The use table also includes some supplementary information, such as gross fixed capital formation, stocks of fixed assets, and labour inputs by industry. This information is crucial for productivity analysis and may also be useful for other types of analyses, such as employment.
In the supply and use tables, 2 adjustment items are introduced to reconcile the valuation of imports. The transfer of existing goods is recorded in the use table as a negative expenditure for the seller and a positive expenditure for the purchaser. For the product group involved, the transfer of an existing good amounts to a reclassification among uses.
Direct purchases abroad by residents and purchases within domestic territory by non-residents are introduced as adjustments to initial estimates of imports, exports, and final consumption expenditure.
In the ESA 2010, the product-by-product input-output table is the most important input-output table.
The product-by-product input-output table is compiled by converting supply and use tables, both at basic prices.
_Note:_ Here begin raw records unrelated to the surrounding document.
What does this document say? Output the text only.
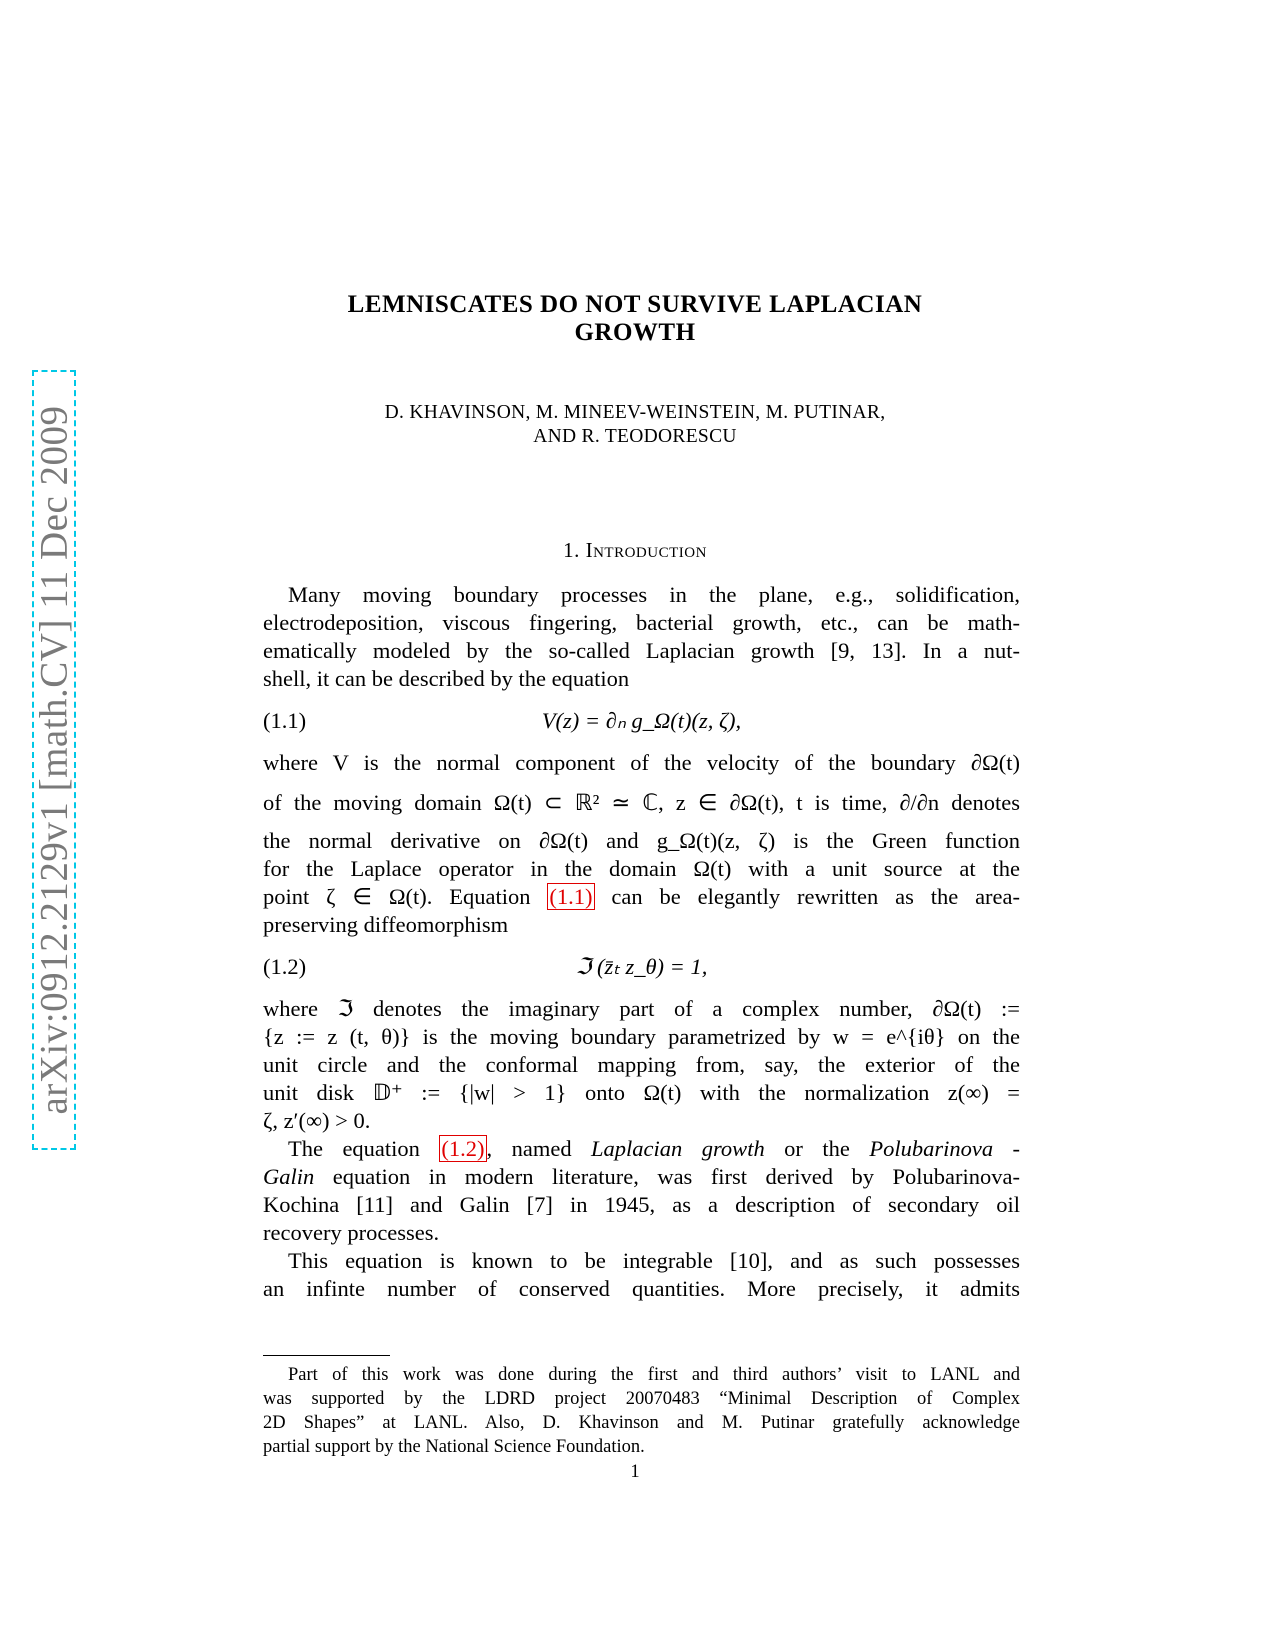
arXiv:0912.2129v1 [math.CV] 11 Dec 2009
LEMNISCATES DO NOT SURVIVE LAPLACIAN
GROWTH
D. KHAVINSON, M. MINEEV-WEINSTEIN, M. PUTINAR,
AND R. TEODORESCU
1. Introduction
Many moving boundary processes in the plane, e.g., solidification,
electrodeposition, viscous fingering, bacterial growth, etc., can be math-
ematically modeled by the so-called Laplacian growth [9, 13]. In a nut-
shell, it can be described by the equation
(1.1)	V(z) = ∂ₙ g_Ω(t)(z, ζ),
where V is the normal component of the velocity of the boundary ∂Ω(t)
of the moving domain Ω(t) ⊂ ℝ² ≃ ℂ, z ∈ ∂Ω(t), t is time, ∂/∂n denotes
the normal derivative on ∂Ω(t) and g_Ω(t)(z, ζ) is the Green function
for the Laplace operator in the domain Ω(t) with a unit source at the
point ζ ∈ Ω(t). Equation (1.1) can be elegantly rewritten as the area-
preserving diffeomorphism
(1.2)	ℑ (z̄ₜ z_θ) = 1,
where ℑ denotes the imaginary part of a complex number, ∂Ω(t) :=
{z := z (t, θ)} is the moving boundary parametrized by w = e^{iθ} on the
unit circle and the conformal mapping from, say, the exterior of the
unit disk 𝔻⁺ := {|w| > 1} onto Ω(t) with the normalization z(∞) =
ζ, z′(∞) > 0.
The equation (1.2), named Laplacian growth or the Polubarinova -
Galin equation in modern literature, was first derived by Polubarinova-
Kochina [11] and Galin [7] in 1945, as a description of secondary oil
recovery processes.
This equation is known to be integrable [10], and as such possesses
an infinte number of conserved quantities. More precisely, it admits
Part of this work was done during the first and third authors’ visit to LANL and
was supported by the LDRD project 20070483 “Minimal Description of Complex
2D Shapes” at LANL. Also, D. Khavinson and M. Putinar gratefully acknowledge
partial support by the National Science Foundation.
1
This involves a change in format, meaning from 2 asymmetric tables to a single one. The conversion takes place in 3 steps:
- allocation of secondary products in the supply table to the industries for which they are the principal products. This involves transfers of secondary products in the supply table to industries that are the primary producers and removals from the industries that are secondary producers.
- rearrangement of the columns of the use table from inputs into industries to inputs into homogeneous branches (without aggregation of the rows). This step is more complicated, because the basic data on inputs relate to industries, not to individual products within each industry. The kind of conversion to be made here entails transferring inputs associated with secondary outputs from the industry in which that secondary output has been produced to the industry to which they mainly belong.
- aggregation of the detailed products (rows) of the new use table to the homogeneous branches shown in the columns, if appropriate. This involves aggregating the products in the new use table to the industries that generate them in step 1, if the conversion was started from rectangular tables.
These amendments start with data based on Local Kind of Activity Units (LKAUs).
The input-output table should be accompanied by at least 2 tables:
- a matrix showing the use of imports
- a input-output table for domestic output
The latter table is used in calculating the cumulated coefficients using the Leontief-inverse. This matrix is the inverse of the difference between the identity matrix I and the matrix of technical coefficients. By multiplying the Leontief-inverse by the vector of final demand, it is possible to calculate the vector of total output by product.
FIGARO tables
The methodology underlying the FIGARO tables corresponds to the ‘European Systems of Accounts 2010’ (ESA 2010) methodology. Detailed information on the methodology can be found in the following publications:
- European Union inter-country supply, use and input-output tables — Full international and global accounts for research in input-output analysis (FIGARO)
- Articles and reports:
- Journal articles in Economic Systems Research:
Due to the current available time series, some methodological improvements have been included, which are described in the document on FIGARO methodology.